10. The successful giver. The one that has caused that infinite queue thanks to his tropical juice or his Playmobil Mozart figurine. Come home without a budget for more actions , but with the guarantee that his present is already in all the storage rooms in Spain.

fitur

PROFESSIONALS

Honorable beings looking to do business.

eleven. Direct. He colonizes without asking or greeting the stand that interests him. He usually gets to important people fast and eats for free. Many times he will only mark territory.

12. The suit. Less skillful than direct. Patient and with a smile on his face, he goes through all the levels of exhibitors, asks hostesses, troubleshooters and carnival goers until he manages to sit down with the least important people. They are from the same habitat. Business sharks capable of saying 832,193 bullshit with English terms and go home with nothing.

13. The hall. It's about doing business boarding in the aisle, when the exhibitor has left the pack and can't defend himself. Aggressive, get at least one real card , of those that carry the mobile included.

14. The excited. He is usually a beginner, he has managed to sneak into many stands, get promises, return e-mails, etc. Come on he comes home excited although reality gives him an “indeed and… No! ” of manual.

fifteen. The disoriented. He doesn't know where to start. Nor that he will end up drunk on a stool in the self-service hall 6. Beware, networking is also done there.

JOURNALISTS

16. The early professional. He arrives, plants the camera, they take their totals and leave. Come on, as if they had gone to Playa de la Concha to record the bad weather like every Tuesday.

17. The professional seeks advertisers. He does interviews, contacts, feels the atmosphere, broadcasts live programs... Come on, he looks for advertisers but with greater subtlety.

18. The professional-professional. His only interest is to measure the temperature of tourism, assess the figures, question the declarations HAHAHAHAHA no! They don't exist, they are unicorns!
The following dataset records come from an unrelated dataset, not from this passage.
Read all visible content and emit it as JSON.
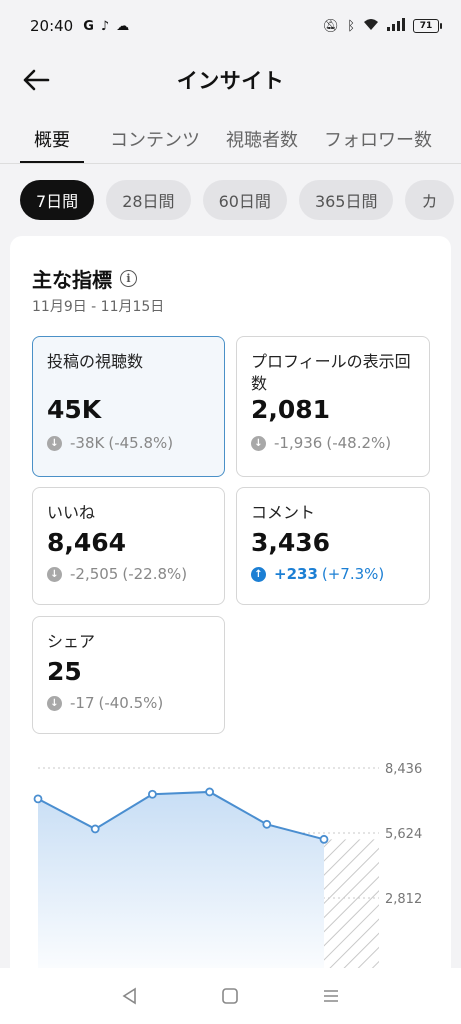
{
  "status": {
    "time": "20:40",
    "icons": [
      "G",
      "tiktok-icon",
      "cloud-icon"
    ],
    "battery": "71"
  },
  "header": {
    "title": "インサイト"
  },
  "tabs": [
    {
      "label": "概要",
      "active": true
    },
    {
      "label": "コンテンツ",
      "active": false
    },
    {
      "label": "視聴者数",
      "active": false
    },
    {
      "label": "フォロワー数",
      "active": false
    }
  ],
  "chips": [
    {
      "label": "7日間",
      "active": true
    },
    {
      "label": "28日間",
      "active": false
    },
    {
      "label": "60日間",
      "active": false
    },
    {
      "label": "365日間",
      "active": false
    },
    {
      "label": "カ",
      "active": false
    }
  ],
  "overview": {
    "title": "主な指標",
    "date_range": "11月9日 - 11月15日"
  },
  "metrics": [
    {
      "label": "投稿の視聴数",
      "value": "45K",
      "delta": "-38K",
      "pct": "(-45.8%)",
      "trend": "down",
      "selected": true
    },
    {
      "label": "プロフィールの表示回数",
      "value": "2,081",
      "delta": "-1,936",
      "pct": "(-48.2%)",
      "trend": "down",
      "selected": false
    },
    {
      "label": "いいね",
      "value": "8,464",
      "delta": "-2,505",
      "pct": "(-22.8%)",
      "trend": "down",
      "selected": false
    },
    {
      "label": "コメント",
      "value": "3,436",
      "delta": "+233",
      "pct": "(+7.3%)",
      "trend": "up",
      "selected": false
    },
    {
      "label": "シェア",
      "value": "25",
      "delta": "-17",
      "pct": "(-40.5%)",
      "trend": "down",
      "selected": false
    }
  ],
  "chart_data": {
    "type": "area",
    "y_ticks": [
      "8,436",
      "5,624",
      "2,812"
    ],
    "ylim": [
      0,
      8436
    ],
    "values": [
      7100,
      5800,
      7300,
      7400,
      6000,
      5350
    ],
    "hatched_future": true
  },
  "colors": {
    "accent": "#1c7fd4",
    "line": "#4a8ed0",
    "area": "#dbe9f8"
  }
}
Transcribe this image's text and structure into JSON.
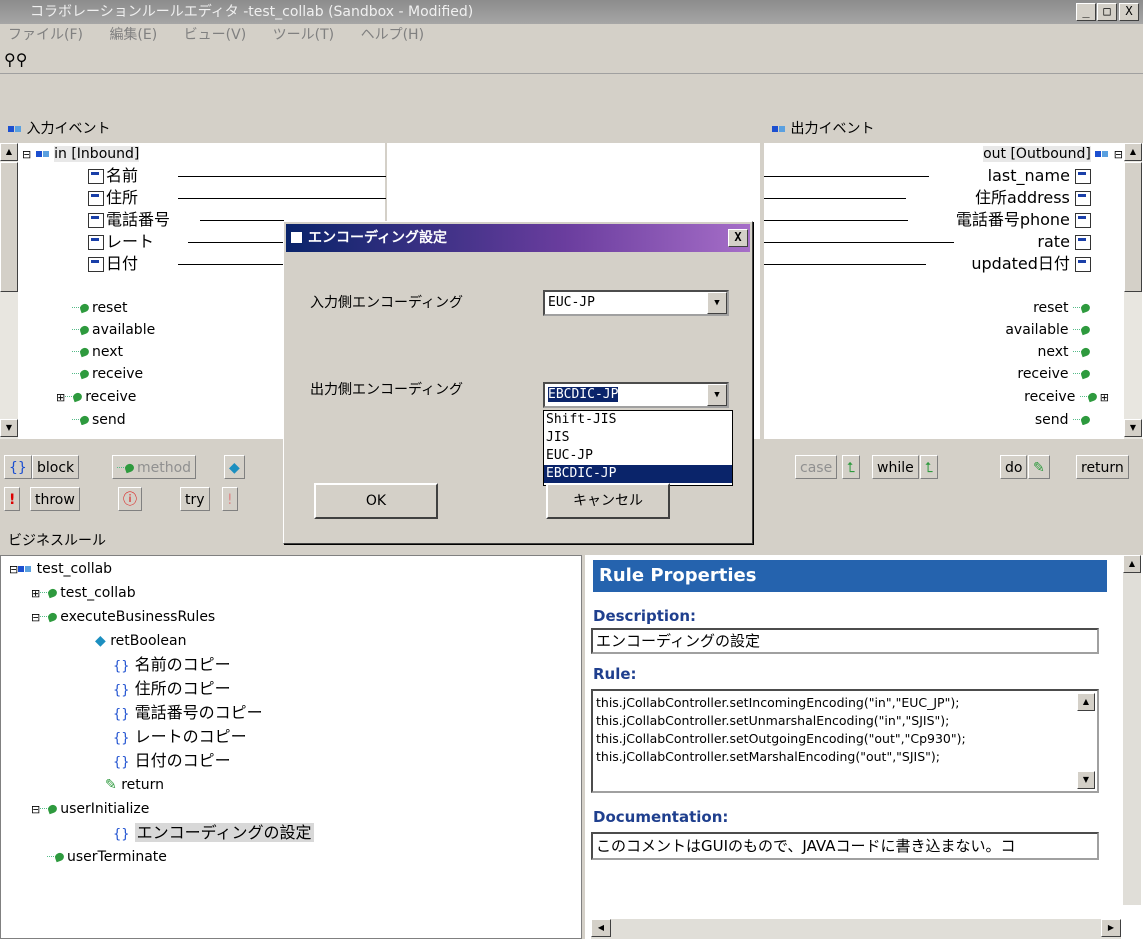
{
  "window": {
    "title": "コラボレーションルールエディタ -test_collab (Sandbox - Modified)",
    "min": "_",
    "max": "□",
    "close": "X"
  },
  "menu": [
    "ファイル(F)",
    "編集(E)",
    "ビュー(V)",
    "ツール(T)",
    "ヘルプ(H)"
  ],
  "input_panel": {
    "header": "入力イベント",
    "root": "in [Inbound]",
    "fields": [
      "名前",
      "住所",
      "電話番号",
      "レート",
      "日付"
    ],
    "methods": [
      "reset",
      "available",
      "next",
      "receive",
      "receive",
      "send"
    ]
  },
  "output_panel": {
    "header": "出力イベント",
    "root": "out [Outbound]",
    "fields": [
      "last_name",
      "住所address",
      "電話番号phone",
      "rate",
      "updated日付"
    ],
    "methods": [
      "reset",
      "available",
      "next",
      "receive",
      "receive",
      "send"
    ]
  },
  "blocks_row1": [
    "block",
    "method",
    "case",
    "while",
    "do",
    "return"
  ],
  "blocks_row2": [
    "throw",
    "try"
  ],
  "business_rules": {
    "header": "ビジネスルール",
    "root": "test_collab",
    "child": "test_collab",
    "execute": "executeBusinessRules",
    "rules": [
      "retBoolean",
      "名前のコピー",
      "住所のコピー",
      "電話番号のコピー",
      "レートのコピー",
      "日付のコピー",
      "return"
    ],
    "userInitialize": "userInitialize",
    "encoding_rule": "エンコーディングの設定",
    "userTerminate": "userTerminate"
  },
  "rule_properties": {
    "title": "Rule Properties",
    "description_label": "Description:",
    "description": "エンコーディングの設定",
    "rule_label": "Rule:",
    "rule_lines": [
      "this.jCollabController.setIncomingEncoding(\"in\",\"EUC_JP\");",
      "this.jCollabController.setUnmarshalEncoding(\"in\",\"SJIS\");",
      "this.jCollabController.setOutgoingEncoding(\"out\",\"Cp930\");",
      "this.jCollabController.setMarshalEncoding(\"out\",\"SJIS\");"
    ],
    "documentation_label": "Documentation:",
    "documentation": "このコメントはGUIのもので、JAVAコードに書き込まない。コ"
  },
  "dialog": {
    "title": "エンコーディング設定",
    "close": "X",
    "input_label": "入力側エンコーディング",
    "input_value": "EUC-JP",
    "output_label": "出力側エンコーディング",
    "output_value": "EBCDIC-JP",
    "options": [
      "Shift-JIS",
      "JIS",
      "EUC-JP",
      "EBCDIC-JP"
    ],
    "ok": "OK",
    "cancel": "キャンセル"
  }
}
19. The Blogger. He spends the whole holy day Tweeting, Posting, Instagramming and begging for Wi-Fi and a plug where he can recharge his mobile. oh and always with that tender look which is not yet believed to have been officially accredited.

twenty. The cane stand He has a busy schedule with all the gastronomic or canapés events. You have to be worth it and stoically endure the wine and beer from 12,908 different regions.
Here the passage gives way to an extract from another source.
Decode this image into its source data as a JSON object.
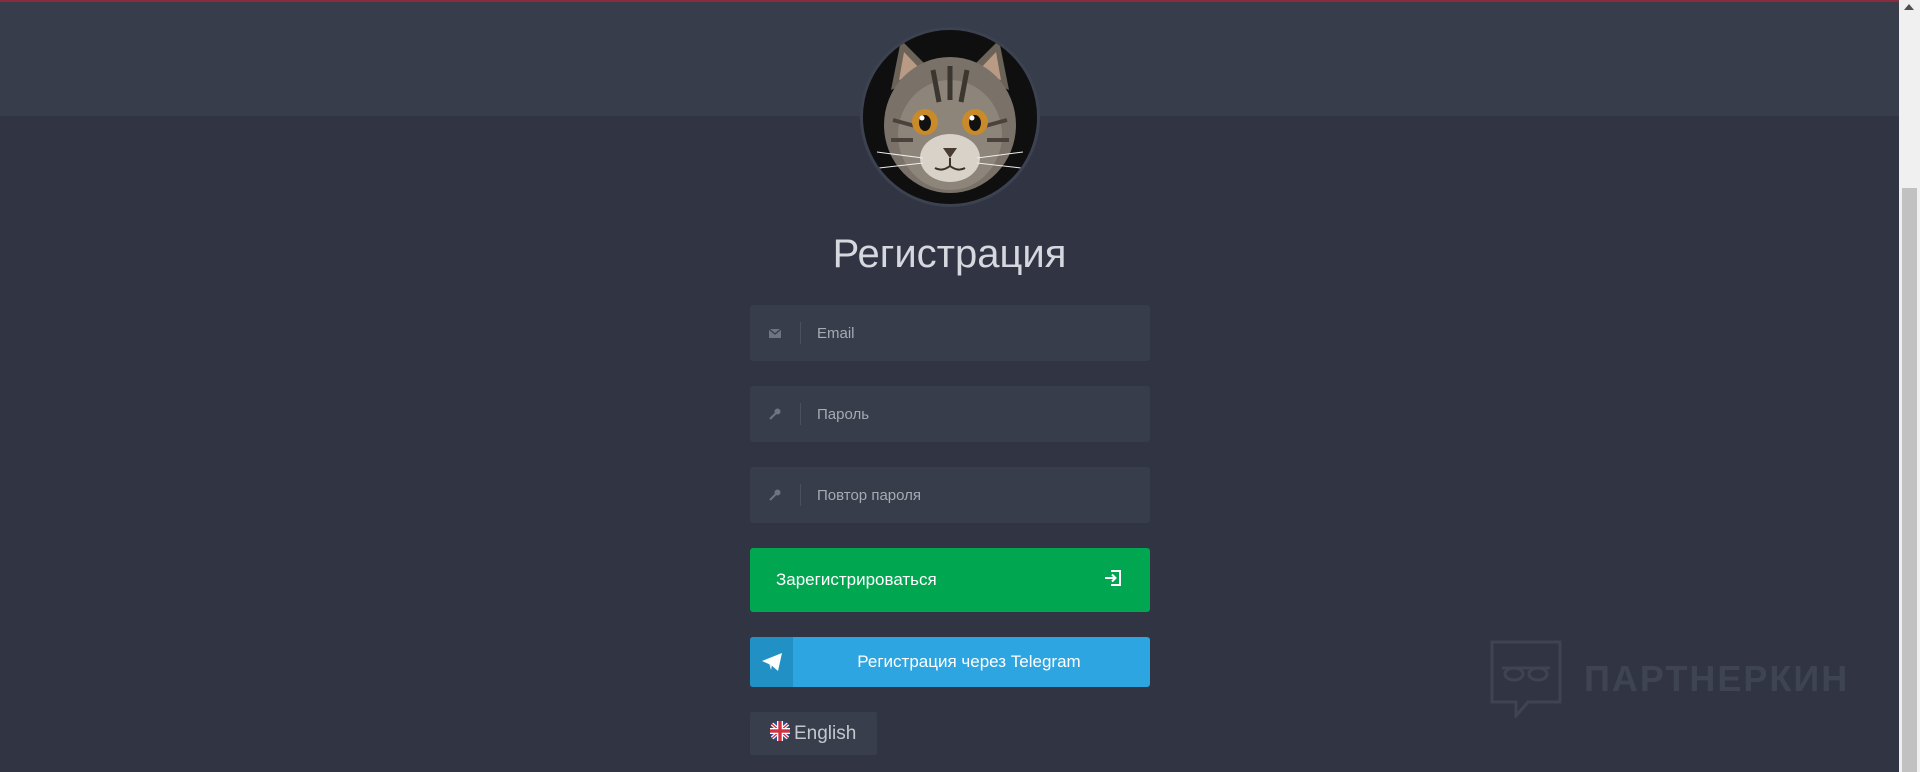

twenty-one. The photographer. He goes with a camera and super lens because that way he thinks he's more of a journalist and more respectable...
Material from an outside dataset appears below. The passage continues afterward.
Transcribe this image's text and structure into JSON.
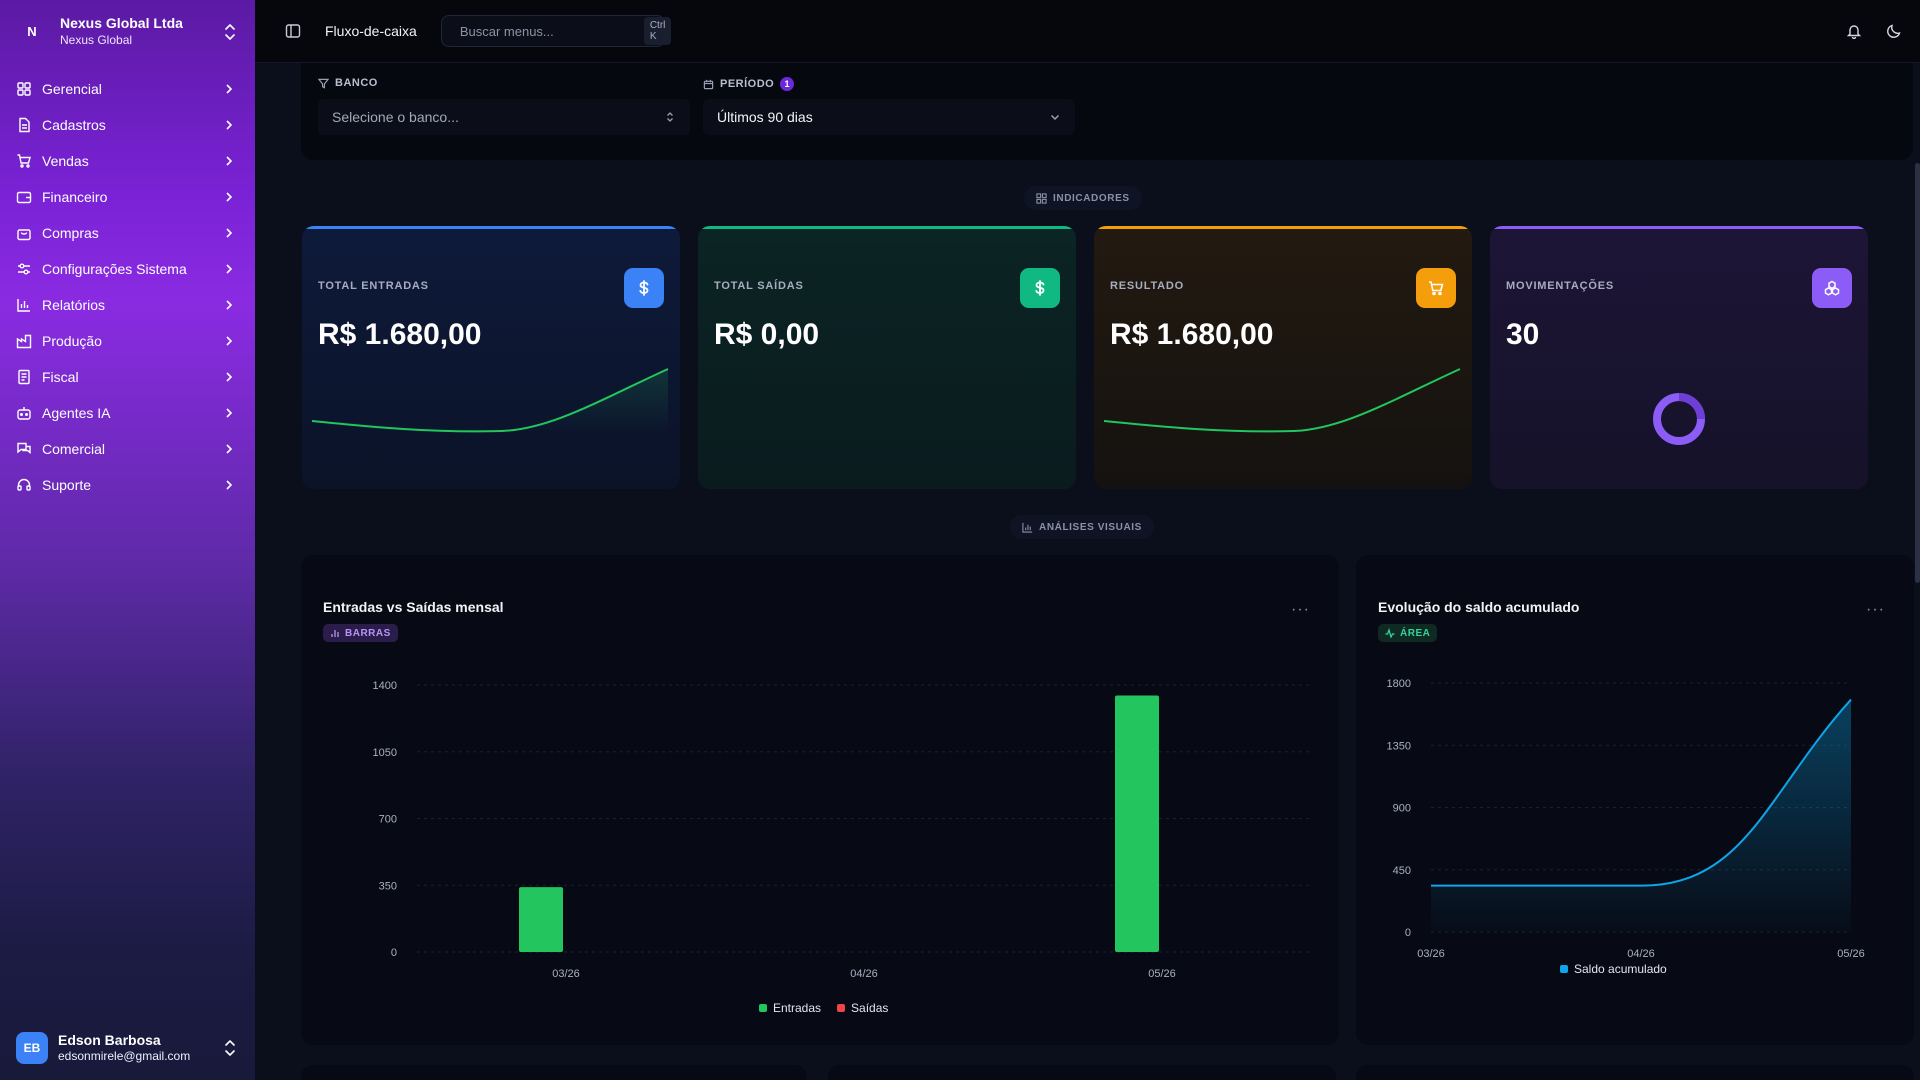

22. The star. He mixes his status with his kindness and their shared anecdotes. He manages to enter all the stands, elegantly arrive late to the soirees and monopolize a conversation between another colleague and a press officer. Always with arrogant apologies, always with a false smile.

23. The old glory. He is tired of being a star. He now complains about how poorly they pay and how little they use his photographs in X medium.

Shopping in Fitur

Shopping in Fitur

FAIR TOURISTS

24. The “what is this?” . He prefers to ask at any counter rather than get carried away by the posters and evidence. Would anyone think of identifying dragons, red pagodas and Mandarin letters with a country other than China?

25. The gangster. Replaces the previous question with a "What are they giving away here?". He knows the corresponding survival guide by heart.

26. The applied. He goes with a map, with a map!! And even with his wonderful guide to not miss any event. The rancher's best friend.

27. The dissembler. He endures about two minutes of talk, he asks his corresponding false questions of the type: "What would you recommend from X site?" to finish asking for the gift . Or the color map. Or the poster. Or the pen. Or whatever.

28. The amazed. Everything seems wonderful to him. Even the folk dances, the fossil exhibition or that Arabic cake made of sand.

29. The papier-mâché traveler. Kind of amazed but more 2.0. His only goal at the fair is to take photos with the most paradisiacal backgrounds and with the best-dressed carnival goers. Seriously, no one has warned you about how ridiculous it is? He is the typical one who takes snapshots at the photocalls of the clubs in his town. Why do all the nightclubs in the towns have photocalls? That is another story.